Щепоть крупной соли | страница 36



— Понимаешь, Оля, спешить надо. Меня эшелон ждать не будет. Ту-ту — и был таков. Наказаньем великим пахнет.

Мать прибавляет шагу, тянет и меня, «спешенного», но мы опять отстаем, и опять отец бежит назад, чтобы подхватить меня в охапку.

Где-то я читал, став взрослым, что детская память как свеча под ветром: то ярким пламенем высветит темноту, то колыхнется багровым язычком — и не видно ни зги. Вот и у меня так. День тот, когда я последний раз отца видел, словно внутренним светом был озарен, навсегда запомнил. И как с товарной станции к тетке Даше бежали, и как до этого в теплушке ехали с солдатами. Отец мой в недальнем воронежском гарнизоне служил, а как только войну объявили — команда поступила: на запад, к границе. Эшелон, мать рассказывала, в два дня сформировали, и, благо ехали мимо, отец и меня с матерью прихватил, чтобы в деревню к деду отвезти на вольные деревенские харчи.

И еще один эпизод в детской памяти сохранился — как гармонь покупали. Перед посадкой солдаты на перроне пляску устроили. Наверное, и по сей день перрон, если он сохранился, ту шальную пляску помнит. Казалось мне, асфальт, как неокрепший лед, под кирзачами гнется. Чего больше в той пляске было, удали или отчаяния, не понять мне и сейчас, взрослому, а тогда я только запомнил солдатские лица, какие-то они были сосредоточенные, словно бойцы про себя таблицу умножения заучивали.

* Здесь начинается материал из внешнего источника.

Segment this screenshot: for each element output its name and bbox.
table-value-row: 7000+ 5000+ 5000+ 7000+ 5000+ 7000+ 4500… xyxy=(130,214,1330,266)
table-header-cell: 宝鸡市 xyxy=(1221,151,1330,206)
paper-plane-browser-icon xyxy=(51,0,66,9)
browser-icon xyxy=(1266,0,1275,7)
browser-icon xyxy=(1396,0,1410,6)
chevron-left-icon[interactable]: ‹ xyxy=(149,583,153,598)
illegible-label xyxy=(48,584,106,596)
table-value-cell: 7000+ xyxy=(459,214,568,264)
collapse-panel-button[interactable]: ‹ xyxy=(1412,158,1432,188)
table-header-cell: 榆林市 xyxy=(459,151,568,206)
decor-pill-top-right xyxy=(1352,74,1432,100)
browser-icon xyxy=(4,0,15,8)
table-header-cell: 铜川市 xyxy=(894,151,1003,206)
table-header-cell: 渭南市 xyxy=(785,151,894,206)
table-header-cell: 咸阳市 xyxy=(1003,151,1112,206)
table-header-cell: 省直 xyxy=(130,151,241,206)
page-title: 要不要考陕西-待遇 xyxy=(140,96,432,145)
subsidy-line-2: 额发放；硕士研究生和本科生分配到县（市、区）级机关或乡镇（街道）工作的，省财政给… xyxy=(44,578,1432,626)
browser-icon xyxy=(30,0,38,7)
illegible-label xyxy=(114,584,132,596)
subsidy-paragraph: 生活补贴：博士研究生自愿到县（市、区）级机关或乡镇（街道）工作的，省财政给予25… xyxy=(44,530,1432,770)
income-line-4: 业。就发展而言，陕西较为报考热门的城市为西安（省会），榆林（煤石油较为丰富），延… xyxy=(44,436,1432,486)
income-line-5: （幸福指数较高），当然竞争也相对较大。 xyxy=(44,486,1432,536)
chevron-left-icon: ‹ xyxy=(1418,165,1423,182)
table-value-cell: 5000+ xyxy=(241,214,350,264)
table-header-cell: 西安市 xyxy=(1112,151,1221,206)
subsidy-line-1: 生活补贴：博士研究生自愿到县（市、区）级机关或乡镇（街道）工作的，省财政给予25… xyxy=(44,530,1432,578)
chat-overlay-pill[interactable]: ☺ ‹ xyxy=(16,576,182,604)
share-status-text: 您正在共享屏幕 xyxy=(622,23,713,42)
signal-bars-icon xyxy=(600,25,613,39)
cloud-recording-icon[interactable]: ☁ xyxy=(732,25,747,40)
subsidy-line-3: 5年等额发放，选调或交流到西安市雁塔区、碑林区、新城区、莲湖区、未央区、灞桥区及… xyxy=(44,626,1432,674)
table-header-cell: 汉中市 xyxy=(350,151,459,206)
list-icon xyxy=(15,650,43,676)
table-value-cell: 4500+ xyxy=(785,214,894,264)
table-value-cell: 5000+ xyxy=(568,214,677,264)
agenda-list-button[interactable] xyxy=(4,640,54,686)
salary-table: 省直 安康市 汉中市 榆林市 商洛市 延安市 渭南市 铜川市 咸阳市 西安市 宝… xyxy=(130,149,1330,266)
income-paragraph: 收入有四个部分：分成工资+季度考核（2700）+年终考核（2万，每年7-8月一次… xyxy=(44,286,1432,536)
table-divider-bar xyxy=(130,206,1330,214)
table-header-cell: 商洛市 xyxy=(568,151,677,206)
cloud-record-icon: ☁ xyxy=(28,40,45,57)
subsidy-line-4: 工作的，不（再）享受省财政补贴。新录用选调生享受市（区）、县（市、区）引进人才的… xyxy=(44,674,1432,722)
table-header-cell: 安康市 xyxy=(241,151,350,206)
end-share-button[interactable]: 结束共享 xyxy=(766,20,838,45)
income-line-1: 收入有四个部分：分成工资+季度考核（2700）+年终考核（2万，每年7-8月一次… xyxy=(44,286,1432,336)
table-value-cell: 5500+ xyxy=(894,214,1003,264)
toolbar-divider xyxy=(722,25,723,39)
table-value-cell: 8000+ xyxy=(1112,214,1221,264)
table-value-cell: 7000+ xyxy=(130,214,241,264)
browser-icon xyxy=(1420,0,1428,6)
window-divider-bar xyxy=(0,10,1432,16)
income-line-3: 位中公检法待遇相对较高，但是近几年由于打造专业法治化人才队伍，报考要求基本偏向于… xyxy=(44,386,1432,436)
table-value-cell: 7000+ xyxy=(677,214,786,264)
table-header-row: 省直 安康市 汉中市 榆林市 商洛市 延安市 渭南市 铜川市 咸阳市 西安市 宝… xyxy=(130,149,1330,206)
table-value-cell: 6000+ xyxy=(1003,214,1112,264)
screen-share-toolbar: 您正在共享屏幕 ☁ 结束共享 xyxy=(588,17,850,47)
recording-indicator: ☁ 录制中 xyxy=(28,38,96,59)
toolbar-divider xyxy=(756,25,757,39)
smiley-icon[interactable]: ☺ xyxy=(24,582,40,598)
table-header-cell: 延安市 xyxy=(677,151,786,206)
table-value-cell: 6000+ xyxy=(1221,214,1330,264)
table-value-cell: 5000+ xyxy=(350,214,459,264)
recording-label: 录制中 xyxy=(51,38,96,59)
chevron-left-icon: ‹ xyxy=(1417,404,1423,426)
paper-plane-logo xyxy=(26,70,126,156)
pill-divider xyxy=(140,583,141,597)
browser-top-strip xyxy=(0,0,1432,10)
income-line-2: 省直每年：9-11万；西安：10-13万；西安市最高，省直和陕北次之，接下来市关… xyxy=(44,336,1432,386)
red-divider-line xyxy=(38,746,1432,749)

А играл им, пристроившись на цокольном выступе вокзального здания, пожилой дядька, рябой с лица. Говорят, что хороший музыкант одной жизнью живет с инструментом. Но вот такой слитности я, пожалуй, ни разу не видел. Дядя Макар — так его бойцы величали — даже хрипел в такт, стараясь басом своим помочь выводить плясовую. А русская гармонь шеей норовистой лошади выгибала разноцветные мехи и разливала переборы. В плясавшей толпе протяжно ухали солдаты, переведя дух. И, наверное, не было бы конца этой бесшабашной карусели, если бы не ударил колокол и железнодорожник в шинели и фуражке, несмотря на жару, не вышел с флажком к паровозу.

Солдаты встрепенулись, заговорили вразнобой, зацокали подковами сапог по перрону. Рывком свел мехи дядя Макар. Наклонившись над гармонью, начал сосредоточенно застегивать застежки. На рябом его лице еще серебрились искорки от огневой игры.

Мать потянула меня к вагону. Подбежал отец, подхватил под мышки потными руками. Тут и окликнул его дядя Макар:

— Слышь, лейтенант, подожди-ка…

Отец опустил меня на раскаленный асфальт, повернулся.